- 9 08 2021
- in EFEMÉRIDES
175 anos do Dia de S. Bartolomeu na Madeira
“O DIA DE S. BARTOLOMEU” NA MADEIRA
«No domingo, 9 de Agosto, pelo meio-dia, terminava a missa a Nossa Senhora do Monte, celebrada na Catedral. Um foguete subiu estalando no ar, sinal que marcava o “Dia de S. Bartolomeu Madeirense”, ainda que exageradamente assim chamado. A violência que rebentou em toda a ilha, foi terrível e devastadora. A brutalidade e os archotes foram mobilizados numa cruzada para exterminar a heresia.
A ameaça crescente do antiprotestantismo, durante a semana precedente, só podia ter resultado em desenfreadas violências. Desde o dia 2 de Agosto que ameaças e injúrias atrozes eram dirigidas contra os «calvinistas». Afinal, uma série de ataques foram feitos, começando pelas casas e campos cultivados dos protestantes portugueses. “Todas as noites”, escreve o capitão J. Roddam Tate, um oficial aposentado da Armada britânica, residente na Madeira, “nós sabíamos de algum novo caso de violência e crueldade, até que por fim eles se sentiram na necessidade de buscar salvação na fuga”.
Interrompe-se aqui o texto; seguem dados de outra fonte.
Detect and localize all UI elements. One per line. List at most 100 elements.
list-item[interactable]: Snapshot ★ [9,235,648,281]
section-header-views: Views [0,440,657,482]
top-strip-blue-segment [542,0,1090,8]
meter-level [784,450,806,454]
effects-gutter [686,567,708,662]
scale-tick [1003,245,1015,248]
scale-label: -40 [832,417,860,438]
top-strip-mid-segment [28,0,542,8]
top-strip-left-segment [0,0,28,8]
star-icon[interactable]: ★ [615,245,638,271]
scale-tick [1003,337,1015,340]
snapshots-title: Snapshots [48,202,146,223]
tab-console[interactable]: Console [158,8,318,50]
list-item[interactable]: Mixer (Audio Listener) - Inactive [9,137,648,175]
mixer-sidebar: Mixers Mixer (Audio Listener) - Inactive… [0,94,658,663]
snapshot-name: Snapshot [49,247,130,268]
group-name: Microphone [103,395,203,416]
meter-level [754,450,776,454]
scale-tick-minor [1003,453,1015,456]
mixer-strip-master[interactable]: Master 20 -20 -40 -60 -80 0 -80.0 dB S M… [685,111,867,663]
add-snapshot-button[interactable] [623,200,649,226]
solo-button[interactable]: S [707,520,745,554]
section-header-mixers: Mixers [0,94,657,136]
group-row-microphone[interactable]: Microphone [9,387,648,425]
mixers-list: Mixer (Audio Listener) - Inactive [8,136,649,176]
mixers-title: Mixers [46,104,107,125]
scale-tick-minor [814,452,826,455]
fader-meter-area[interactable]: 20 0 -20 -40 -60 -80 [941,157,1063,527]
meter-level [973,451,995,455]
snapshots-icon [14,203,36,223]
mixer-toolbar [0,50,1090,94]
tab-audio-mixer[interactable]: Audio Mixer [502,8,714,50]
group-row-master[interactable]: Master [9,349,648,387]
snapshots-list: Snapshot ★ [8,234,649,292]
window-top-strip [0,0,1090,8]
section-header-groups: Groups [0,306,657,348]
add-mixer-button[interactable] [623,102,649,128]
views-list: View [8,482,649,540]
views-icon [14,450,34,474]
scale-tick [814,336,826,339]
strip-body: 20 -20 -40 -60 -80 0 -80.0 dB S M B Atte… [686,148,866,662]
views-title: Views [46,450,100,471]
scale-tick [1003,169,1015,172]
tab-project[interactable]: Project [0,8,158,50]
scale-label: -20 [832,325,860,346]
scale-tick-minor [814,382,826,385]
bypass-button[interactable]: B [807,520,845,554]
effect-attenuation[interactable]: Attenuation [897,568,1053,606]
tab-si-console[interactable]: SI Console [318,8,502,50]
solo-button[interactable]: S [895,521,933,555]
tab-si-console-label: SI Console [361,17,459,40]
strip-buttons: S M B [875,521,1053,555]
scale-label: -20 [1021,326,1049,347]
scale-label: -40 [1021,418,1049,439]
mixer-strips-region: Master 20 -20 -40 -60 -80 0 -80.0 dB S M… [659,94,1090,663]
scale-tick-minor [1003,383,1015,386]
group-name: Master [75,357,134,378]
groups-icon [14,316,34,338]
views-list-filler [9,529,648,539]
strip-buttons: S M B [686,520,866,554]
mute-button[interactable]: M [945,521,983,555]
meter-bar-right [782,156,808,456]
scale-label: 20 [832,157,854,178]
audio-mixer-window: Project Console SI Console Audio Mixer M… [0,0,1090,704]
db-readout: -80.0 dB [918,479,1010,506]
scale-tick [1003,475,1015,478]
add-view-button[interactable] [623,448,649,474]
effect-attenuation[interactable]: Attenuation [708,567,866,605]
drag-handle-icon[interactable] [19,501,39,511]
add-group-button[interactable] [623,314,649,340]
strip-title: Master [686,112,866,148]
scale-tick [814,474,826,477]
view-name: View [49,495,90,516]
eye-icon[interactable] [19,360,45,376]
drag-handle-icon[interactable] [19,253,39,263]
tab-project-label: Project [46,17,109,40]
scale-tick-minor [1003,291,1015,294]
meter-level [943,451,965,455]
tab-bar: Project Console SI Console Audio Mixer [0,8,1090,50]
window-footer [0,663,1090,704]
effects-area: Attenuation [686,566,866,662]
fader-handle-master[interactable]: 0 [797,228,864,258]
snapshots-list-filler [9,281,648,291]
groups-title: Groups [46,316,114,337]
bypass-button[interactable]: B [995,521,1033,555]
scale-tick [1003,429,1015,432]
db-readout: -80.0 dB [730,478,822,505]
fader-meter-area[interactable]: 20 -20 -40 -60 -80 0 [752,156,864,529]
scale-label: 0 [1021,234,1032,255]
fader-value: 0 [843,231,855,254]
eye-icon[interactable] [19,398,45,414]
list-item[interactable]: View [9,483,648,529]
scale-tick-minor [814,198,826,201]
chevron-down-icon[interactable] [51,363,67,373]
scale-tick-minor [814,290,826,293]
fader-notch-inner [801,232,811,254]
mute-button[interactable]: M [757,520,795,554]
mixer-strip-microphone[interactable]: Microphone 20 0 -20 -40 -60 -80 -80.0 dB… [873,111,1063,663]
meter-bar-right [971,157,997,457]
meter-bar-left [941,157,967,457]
Em Santo António da Serra e Lombo das Faias, as autoridades invadiram as casas dos crentes, altas horas da noite. Soldados aquartelaram-se nas casas donde haviam expulsado os seus locatários hereges, muitos deles mesmo em roupas de dormir. Os soldados e os seus cúmplices saqueavam as casas, matando porcos, cabras e galinhas, banqueteando-se com as provisões dos camponeses que fugiam para lugares escondidos nas montanhas. Mulheres e raparigas sofreram indignidades e os homens foram severamente espancados. Vinte e dois homens e raparigas. tidos como dirigentes do movimento, foram apanhados e metidos numa velha masmorra onde as condições eram simplesmente chocantes.. À semelhança de Paulo e Silas na prisão de Filipos, eles “cantavam hinos a Deus”:
Cá sofremos aflição
Cá, desgostos perto estão,
Mas lá no céu há paz
Oito e nove de Agosto. Foram dias de grave perigo e sofrimento para todos aqueles, que de qualquer forma, estivessem associados ao movimento evangélico. Centenas buscaram abrigo ou esconderijo entre os matagais, nas vertentes das montanhas, onde vagabundearam dias e dias, perseguidos pelos seus inexoráveis inimigos. As autoridades civis perderam o controle sobre as quadrilhas de despojadores, muitos deles convencidos de que estavam cooperando numa cruzada santa contra os hereges. Os protestos dos residentes ingleses e de muitos bons portugueses que estavam horrorizados com o bárbaro espectáculo de fanatismo e terror, não foram atendidos.
A FUGA DO DR. KALLEY
Na manhã de domingo, 9 de Agosto, a senhora Kalley foi conduzida, sob disfarce, a casa do cônsul inglês, que, veio depois a saber-se, na manhã daquele mesmo dia, saiu para a sua casa de campo. Durante a semana anterior o Dr. Kalley fora aconselhado pelos seus amigos e pelo cônsul inglês a deixar a ilha, antes que a sua vida corresse perigo maior. Era já quase tarde demais quando ele atendeu aos persistentes conselhos de seus amigos. Disfarçou-se de mulher doente, e foi transportado numa rede, que era a maneira habitual de então transportar os inválidos, para a quinta dos Pinheiros e, ali, antes que nascesse o Sol, no dia 9 de Agosto, foi posto a bordo do navio britânico «Forth», o qual, providencialmente, tinha aportado na baía do Funchal. Nesse mesmo dia, do convés do navio «Forth» pôde ver uma espessa coluna de fumo e chamas envolvendo a sua casa no distrito de Santa Luzia. Casa, mobília, material cirúrgico e provisões, valiosa biblioteca e insubstituíveis manuscritos foram destruídos naquele holocausto . Pôde ainda observar outra nuvem de fumo que se levantava de todas as Bíblias e publicações evangélicas que foram impiedosamente destruídas pelo fogo, na Praça da República. O hospital foi saqueado e grandemente danificado; muitas das escolas domésticas foram também incendiadas.
Naquela tarde o «Forth» seguiu o seu destino para Trindade nas Índias Ocidentais Inglesas, como estava previsto. Ali o Dr. Kalley e sua esposa mais tarde se reencontraram e juntos seguiram para a Inglaterra.»
Michael P. TESTA
O Apóstolo da Madeira. [S.l.] : Igreja Evangélica Presbiteriana de Portugal, 1963.